On my deck, At 28 deg F, it’s 10 degrees cooler this morning than in Boston.  Some of the MA blogs that I follow have been planting onions and lettuces, I’m trying to decide whether it’s safe to try to harden them on said deck.  Nights are supposed to be above freezing for the foreseeable future.  But I don’t think it was supposed to be so cold last night either.  I took a couple of vacation days to work outside; the first four day stretch I have had off in a long time.  The projects:

  • Clean said deck so that when it’s safe, there’s room for the seedlings to harden off.
  • Rough cut rose pruning, almost done.  I will come back after there’s more signs of life to take out any dead or unproductive leaves.  I also need to fill a few place in the rose ghetto (hybrid teas) that gave up the fight against wetness and lack of sun.  But all of the shrub and old roses are looking healthy. 
  • Hacking back the foundation plantings so that I can walk the sidewalk.  I inherited these and just don’t know what else to do.
  • Cutting out last years growth from the miscanthus.  I want to dig and throw or give away more than half of it this spring.
  • Cleaning wild berry bushes and vines from the rhubarb beds.  Their little pink buts are so suggestive of future fecundidty.
  • Moving a peony that was supposed to be in front of a rose and instead, grows up into it.  This white peony’s blossoms are too big and the plant can’t hold them up.  I keep moving them to give them a better chance.  They make great cutting flowers.
  • Moving a rhubarb plant out of the food beds.  If no one wants it, I may have to throw it away.  But I need the space in the food bed.
  • Cleaning an area around trees that’s filled in with lily of the valley, and weeds so that I can plant some hydrangeas that wintered in the food bed.  Soon!
  • Burning the rose canes and anything elese that’s too big or not suitable for compost.

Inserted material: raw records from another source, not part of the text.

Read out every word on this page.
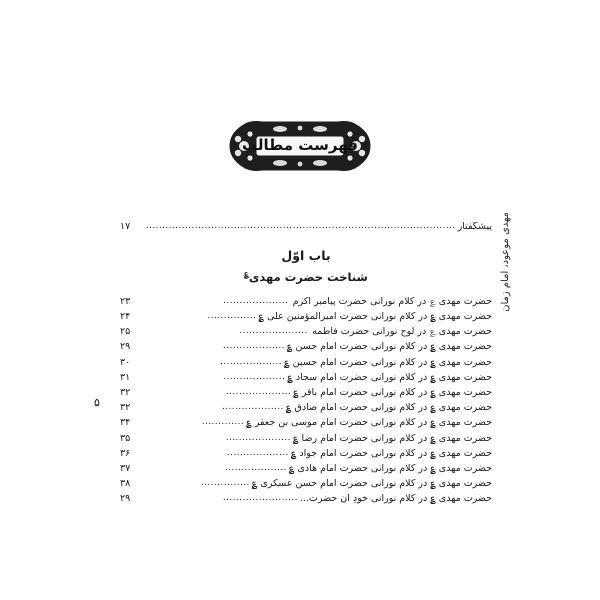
فهرست مطالب
مهدی موعود، امام زمان
۵
پیشگفتار
...............................................................................................
۱۷
باب اوّل
شناخت حضرت مهدی؏
حضرت مهدی ؏ در کلام نورانی حضرت پیامبر اکرم ؐ
....................
۲۳
حضرت مهدی ؏ در کلام نورانی حضرت امیرالمؤمنین علی ؏
...............
۲۴
حضرت مهدی ؏ در لوح نورانی حضرت فاطمه ؐ
.....................
۲۵
حضرت مهدی ؏ در کلام نورانی حضرت امام حسن ؏
...................
۲۹
حضرت مهدی ؏ در کلام نورانی حضرت امام حسین ؏
...................
۳۰
حضرت مهدی ؏ در کلام نورانی حضرت امام سجاد ؏
...................
۳۱
حضرت مهدی ؏ در کلام نورانی حضرت امام باقر ؏
....................
۳۲
حضرت مهدی ؏ در کلام نورانی حضرت امام صادق ؏
...................
۳۲
حضرت مهدی ؏ در کلام نورانی حضرت امام موسی بن جعفر ؏
.............
۳۴
حضرت مهدی ؏ در کلام نورانی حضرت امام رضا ؏
....................
۳۵
حضرت مهدی ؏ در کلام نورانی حضرت امام جواد ؏
...................
۳۶
حضرت مهدی ؏ در کلام نورانی حضرت امام هادی ؏
...................
۳۷
حضرت مهدی ؏ در کلام نورانی حضرت امام حسن عسکری ؏
...............
۳۸
حضرت مهدی ؏ در کلام نورانی خودِ آن حضرت...
.......................
۲۹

Gee, when I put it in a list, it looks like quite a lot.  Better get back to it…

Roses done, foundation plantings to go
Roses done, foundation plantings to go

April Fools Day Snow 2011

First picture is my sad, pruned apple tree.  Then I move to shots of the roses.  First an unpruned “Teasing Georgia with the end of the main rose bed to the left.  Then, in front of the house, you can see a pruned City of York on the right and a “OH MY GOODNESS, WHAT AM I GONNA DO WITH IT” Seven Sisters, trying to bring down the arbor on the left.  Last shots are of my garden beds.  I love the way the snow is delineating every line of my supports.